Harri Kuokkanen’s vocals remain guttural and sepulchral, but clearer and more expressive than ever. He doesn't just roar — he channels. There’s weariness in his delivery, like someone who's walked among tombs too long and carries their weight.
Drummer Pekka Koskelo anchors the whole album with drumming that knows exactly when to thunder and when to hold back. His restraint in the slower sections is just as impactful as the bursts of double-kick and tom fills that surge up like collapsing crypt walls.
And the addition of cello and ambient textures on select tracks adds a new emotional dimension. These elements are never overused or flashy — they haunt the edges of the songs, like spirits behind the curtains. It’s subtle, cinematic doom at its best.

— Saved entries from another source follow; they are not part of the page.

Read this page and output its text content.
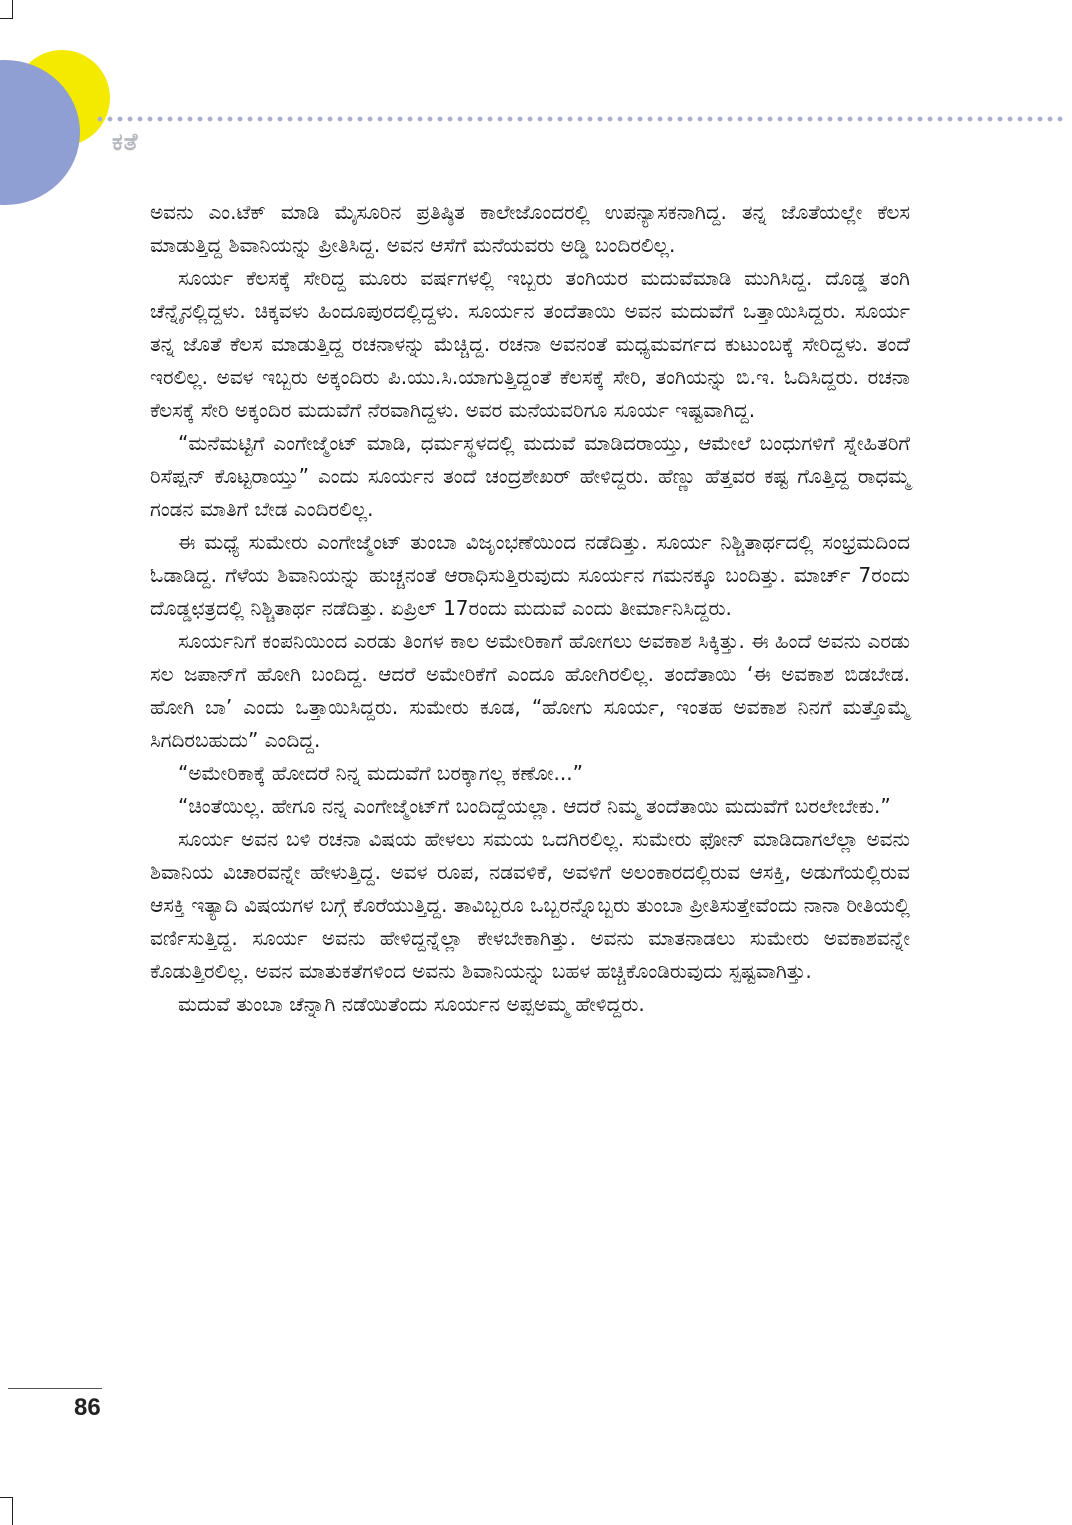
ಕತೆ

ಅವನು ಎಂ.ಟೆಕ್ ಮಾಡಿ ಮೈಸೂರಿನ ಪ್ರತಿಷ್ಠಿತ ಕಾಲೇಜೊಂದರಲ್ಲಿ ಉಪನ್ಯಾಸಕನಾಗಿದ್ದ. ತನ್ನ ಜೊತೆಯಲ್ಲೇ ಕೆಲಸ ಮಾಡುತ್ತಿದ್ದ ಶಿವಾನಿಯನ್ನು ಪ್ರೀತಿಸಿದ್ದ. ಅವನ ಆಸೆಗೆ ಮನೆಯವರು ಅಡ್ಡಿ ಬಂದಿರಲಿಲ್ಲ.

ಸೂರ್ಯ ಕೆಲಸಕ್ಕೆ ಸೇರಿದ್ದ ಮೂರು ವರ್ಷಗಳಲ್ಲಿ ಇಬ್ಬರು ತಂಗಿಯರ ಮದುವೆಮಾಡಿ ಮುಗಿಸಿದ್ದ. ದೊಡ್ಡ ತಂಗಿ ಚೆನ್ನೈನಲ್ಲಿದ್ದಳು. ಚಿಕ್ಕವಳು ಹಿಂದೂಪುರದಲ್ಲಿದ್ದಳು. ಸೂರ್ಯನ ತಂದೆತಾಯಿ ಅವನ ಮದುವೆಗೆ ಒತ್ತಾಯಿಸಿದ್ದರು. ಸೂರ್ಯ ತನ್ನ ಜೊತೆ ಕೆಲಸ ಮಾಡುತ್ತಿದ್ದ ರಚನಾಳನ್ನು ಮೆಚ್ಚಿದ್ದ. ರಚನಾ ಅವನಂತೆ ಮಧ್ಯಮವರ್ಗದ ಕುಟುಂಬಕ್ಕೆ ಸೇರಿದ್ದಳು. ತಂದೆ ಇರಲಿಲ್ಲ. ಅವಳ ಇಬ್ಬರು ಅಕ್ಕಂದಿರು ಪಿ.ಯು.ಸಿ.ಯಾಗುತ್ತಿದ್ದಂತೆ ಕೆಲಸಕ್ಕೆ ಸೇರಿ, ತಂಗಿಯನ್ನು ಬಿ.ಇ. ಓದಿಸಿದ್ದರು. ರಚನಾ ಕೆಲಸಕ್ಕೆ ಸೇರಿ ಅಕ್ಕಂದಿರ ಮದುವೆಗೆ ನೆರವಾಗಿದ್ದಳು. ಅವರ ಮನೆಯವರಿಗೂ ಸೂರ್ಯ ಇಷ್ಟವಾಗಿದ್ದ.

“ಮನೆಮಟ್ಟಿಗೆ ಎಂಗೇಜ್ಮೆಂಟ್ ಮಾಡಿ, ಧರ್ಮಸ್ಥಳದಲ್ಲಿ ಮದುವೆ ಮಾಡಿದರಾಯ್ತು, ಆಮೇಲೆ ಬಂಧುಗಳಿಗೆ ಸ್ನೇಹಿತರಿಗೆ ರಿಸೆಪ್ಷನ್ ಕೊಟ್ಟರಾಯ್ತು” ಎಂದು ಸೂರ್ಯನ ತಂದೆ ಚಂದ್ರಶೇಖರ್ ಹೇಳಿದ್ದರು. ಹೆಣ್ಣು ಹೆತ್ತವರ ಕಷ್ಟ ಗೊತ್ತಿದ್ದ ರಾಧಮ್ಮ ಗಂಡನ ಮಾತಿಗೆ ಬೇಡ ಎಂದಿರಲಿಲ್ಲ.

ಈ ಮಧ್ಯೆ ಸುಮೇರು ಎಂಗೇಜ್ಮೆಂಟ್ ತುಂಬಾ ವಿಜೃಂಭಣೆಯಿಂದ ನಡೆದಿತ್ತು. ಸೂರ್ಯ ನಿಶ್ಚಿತಾರ್ಥದಲ್ಲಿ ಸಂಭ್ರಮದಿಂದ ಓಡಾಡಿದ್ದ. ಗೆಳೆಯ ಶಿವಾನಿಯನ್ನು ಹುಚ್ಚನಂತೆ ಆರಾಧಿಸುತ್ತಿರುವುದು ಸೂರ್ಯನ ಗಮನಕ್ಕೂ ಬಂದಿತ್ತು. ಮಾರ್ಚ್ 7ರಂದು ದೊಡ್ಡಛತ್ರದಲ್ಲಿ ನಿಶ್ಚಿತಾರ್ಥ ನಡೆದಿತ್ತು. ಏಪ್ರಿಲ್ 17ರಂದು ಮದುವೆ ಎಂದು ತೀರ್ಮಾನಿಸಿದ್ದರು.

ಸೂರ್ಯನಿಗೆ ಕಂಪನಿಯಿಂದ ಎರಡು ತಿಂಗಳ ಕಾಲ ಅಮೇರಿಕಾಗೆ ಹೋಗಲು ಅವಕಾಶ ಸಿಕ್ಕಿತ್ತು. ಈ ಹಿಂದೆ ಅವನು ಎರಡು ಸಲ ಜಪಾನ್‌ಗೆ ಹೋಗಿ ಬಂದಿದ್ದ. ಆದರೆ ಅಮೇರಿಕೆಗೆ ಎಂದೂ ಹೋಗಿರಲಿಲ್ಲ. ತಂದೆತಾಯಿ ‘ಈ ಅವಕಾಶ ಬಿಡಬೇಡ. ಹೋಗಿ ಬಾ’ ಎಂದು ಒತ್ತಾಯಿಸಿದ್ದರು. ಸುಮೇರು ಕೂಡ, “ಹೋಗು ಸೂರ್ಯ, ಇಂತಹ ಅವಕಾಶ ನಿನಗೆ ಮತ್ತೊಮ್ಮೆ ಸಿಗದಿರಬಹುದು” ಎಂದಿದ್ದ.

“ಅಮೇರಿಕಾಕ್ಕೆ ಹೋದರೆ ನಿನ್ನ ಮದುವೆಗೆ ಬರಕ್ಕಾಗಲ್ಲ ಕಣೋ...”

“ಚಿಂತೆಯಿಲ್ಲ. ಹೇಗೂ ನನ್ನ ಎಂಗೇಜ್ಮೆಂಟ್‌ಗೆ ಬಂದಿದ್ದೆಯಲ್ಲಾ. ಆದರೆ ನಿಮ್ಮ ತಂದೆತಾಯಿ ಮದುವೆಗೆ ಬರಲೇಬೇಕು.”

ಸೂರ್ಯ ಅವನ ಬಳಿ ರಚನಾ ವಿಷಯ ಹೇಳಲು ಸಮಯ ಒದಗಿರಲಿಲ್ಲ. ಸುಮೇರು ಫೋನ್ ಮಾಡಿದಾಗಲೆಲ್ಲಾ ಅವನು ಶಿವಾನಿಯ ವಿಚಾರವನ್ನೇ ಹೇಳುತ್ತಿದ್ದ. ಅವಳ ರೂಪ, ನಡವಳಿಕೆ, ಅವಳಿಗೆ ಅಲಂಕಾರದಲ್ಲಿರುವ ಆಸಕ್ತಿ, ಅಡುಗೆಯಲ್ಲಿರುವ ಆಸಕ್ತಿ ಇತ್ಯಾದಿ ವಿಷಯಗಳ ಬಗ್ಗೆ ಕೊರೆಯುತ್ತಿದ್ದ. ತಾವಿಬ್ಬರೂ ಒಬ್ಬರನ್ನೊಬ್ಬರು ತುಂಬಾ ಪ್ರೀತಿಸುತ್ತೇವೆಂದು ನಾನಾ ರೀತಿಯಲ್ಲಿ ವರ್ಣಿಸುತ್ತಿದ್ದ. ಸೂರ್ಯ ಅವನು ಹೇಳಿದ್ದನ್ನೆಲ್ಲಾ ಕೇಳಬೇಕಾಗಿತ್ತು. ಅವನು ಮಾತನಾಡಲು ಸುಮೇರು ಅವಕಾಶವನ್ನೇ ಕೊಡುತ್ತಿರಲಿಲ್ಲ. ಅವನ ಮಾತುಕತೆಗಳಿಂದ ಅವನು ಶಿವಾನಿಯನ್ನು ಬಹಳ ಹಚ್ಚಿಕೊಂಡಿರುವುದು ಸ್ಪಷ್ಟವಾಗಿತ್ತು.

ಮದುವೆ ತುಂಬಾ ಚೆನ್ನಾಗಿ ನಡೆಯಿತೆಂದು ಸೂರ್ಯನ ಅಪ್ಪಅಮ್ಮ ಹೇಳಿದ್ದರು.

86
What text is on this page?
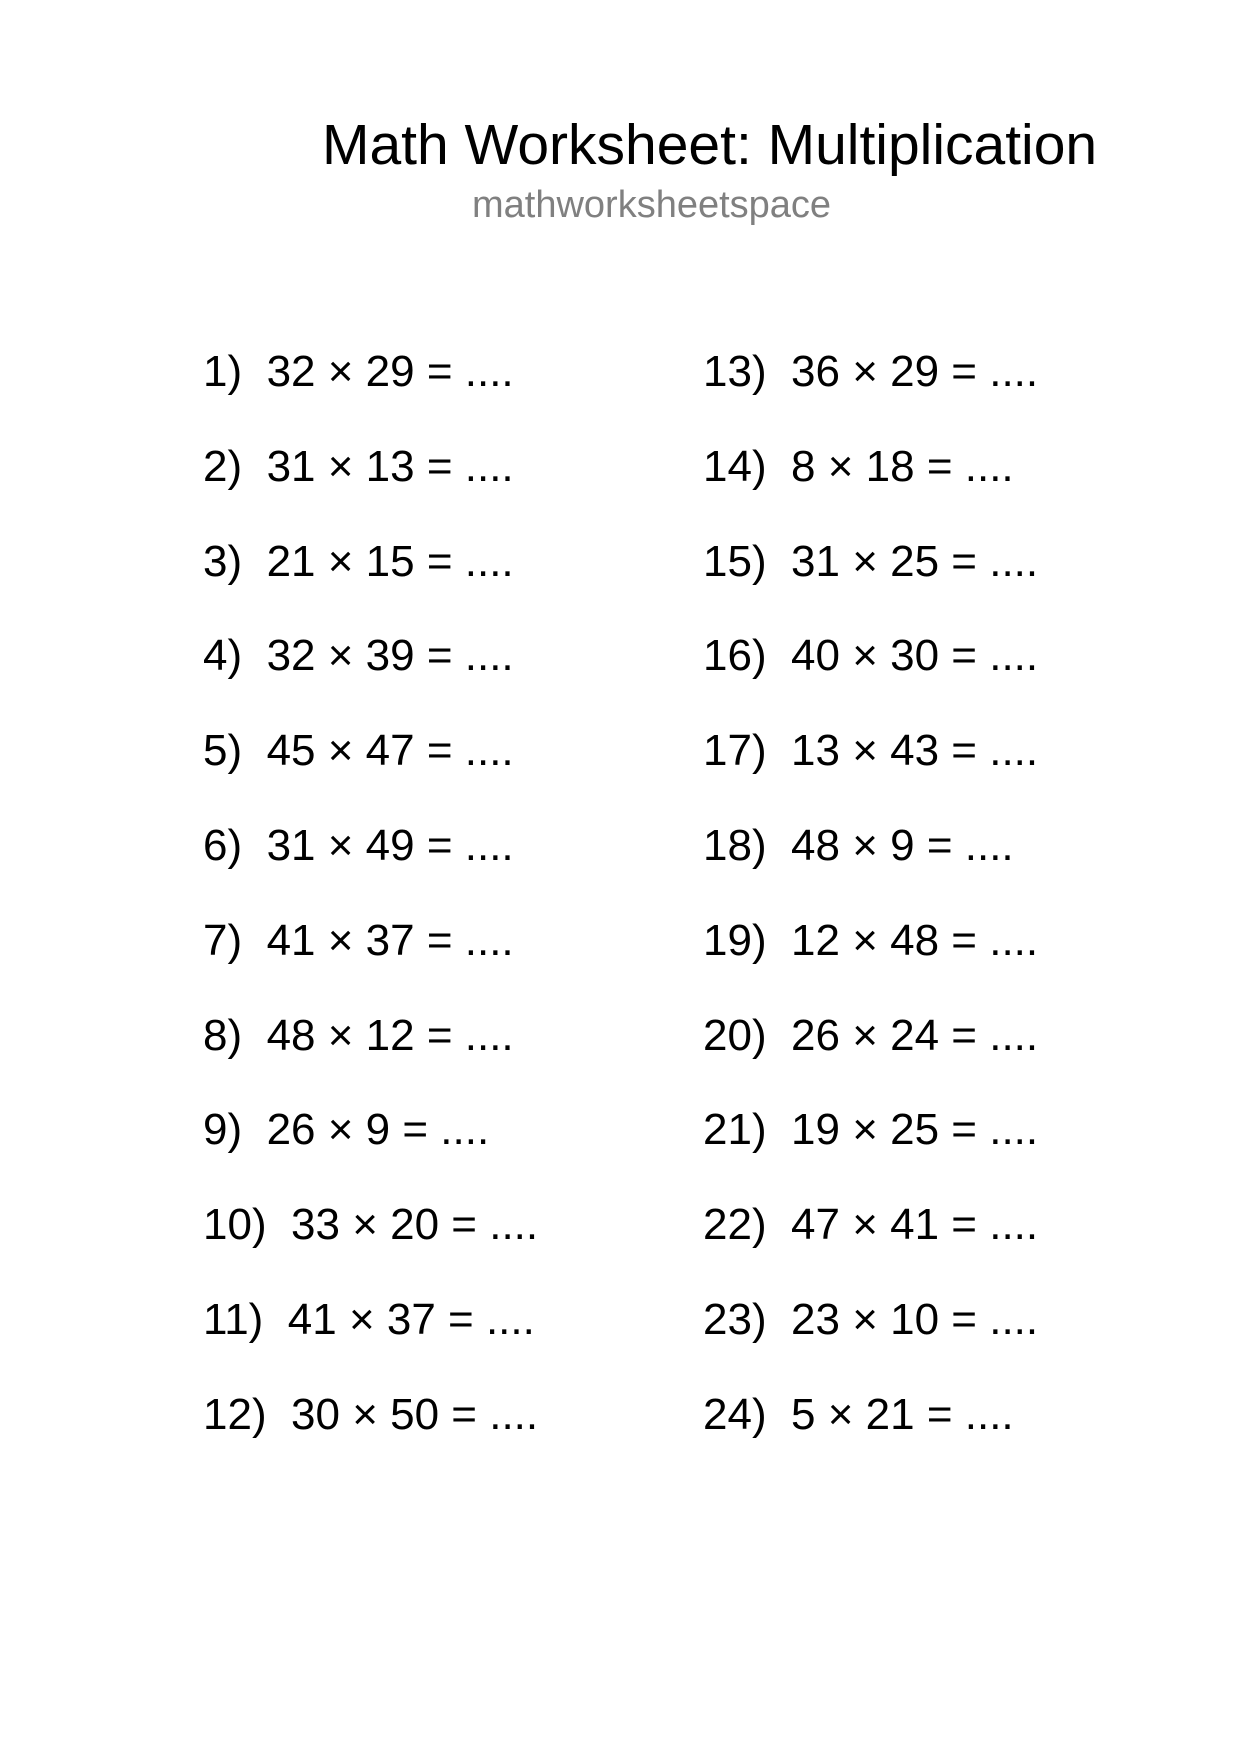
Math Worksheet: Multiplication
mathworksheetspace
1) 32 × 29 = ....
2) 31 × 13 = ....
3) 21 × 15 = ....
4) 32 × 39 = ....
5) 45 × 47 = ....
6) 31 × 49 = ....
7) 41 × 37 = ....
8) 48 × 12 = ....
9) 26 × 9 = ....
10) 33 × 20 = ....
11) 41 × 37 = ....
12) 30 × 50 = ....
13) 36 × 29 = ....
14) 8 × 18 = ....
15) 31 × 25 = ....
16) 40 × 30 = ....
17) 13 × 43 = ....
18) 48 × 9 = ....
19) 12 × 48 = ....
20) 26 × 24 = ....
21) 19 × 25 = ....
22) 47 × 41 = ....
23) 23 × 10 = ....
24) 5 × 21 = ....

Sound, Space, and the Power of Atmosphere
The production here is a perfect match for the material: dense and weighty, but never suffocating. There’s space in the mix — and that space matters. The guitars breathe, the reverb lingers, the melodies echo like voices in a tomb. This isn’t a wall of sound — it’s a vast stone hall of echoes and shadows.
This sense of place — of mood — is what elevates Lachrymose Monuments of Obscuration from a solid doom album to something more enduring. It’s not just heavy. It’s haunting. And that distinction makes all the difference.
Final Verdict: 9 / 10
Lachrymose Monuments of Obscuration is one of Hooded Menace’s strongest, most emotionally resonant albums. It keeps everything that made the band’s early work powerful — the crawl, the weight, the dread — but adds depth: melody, atmosphere, and patience. It’s a reminder that heaviness isn’t just in distortion or tempo. Heaviness is in memory, in sorrow, in decay. And this album delivers all three in spades.
For longtime fans, it will feel like the natural next step in a legacy of shadows. For newcomers, it’s a gripping introduction to one of death-doom’s most consistent and compelling voices.
Hooded Menace haven’t just built another death-doom record. They’ve carved a monument — one that weeps slowly, elegantly, and eternally in the dark.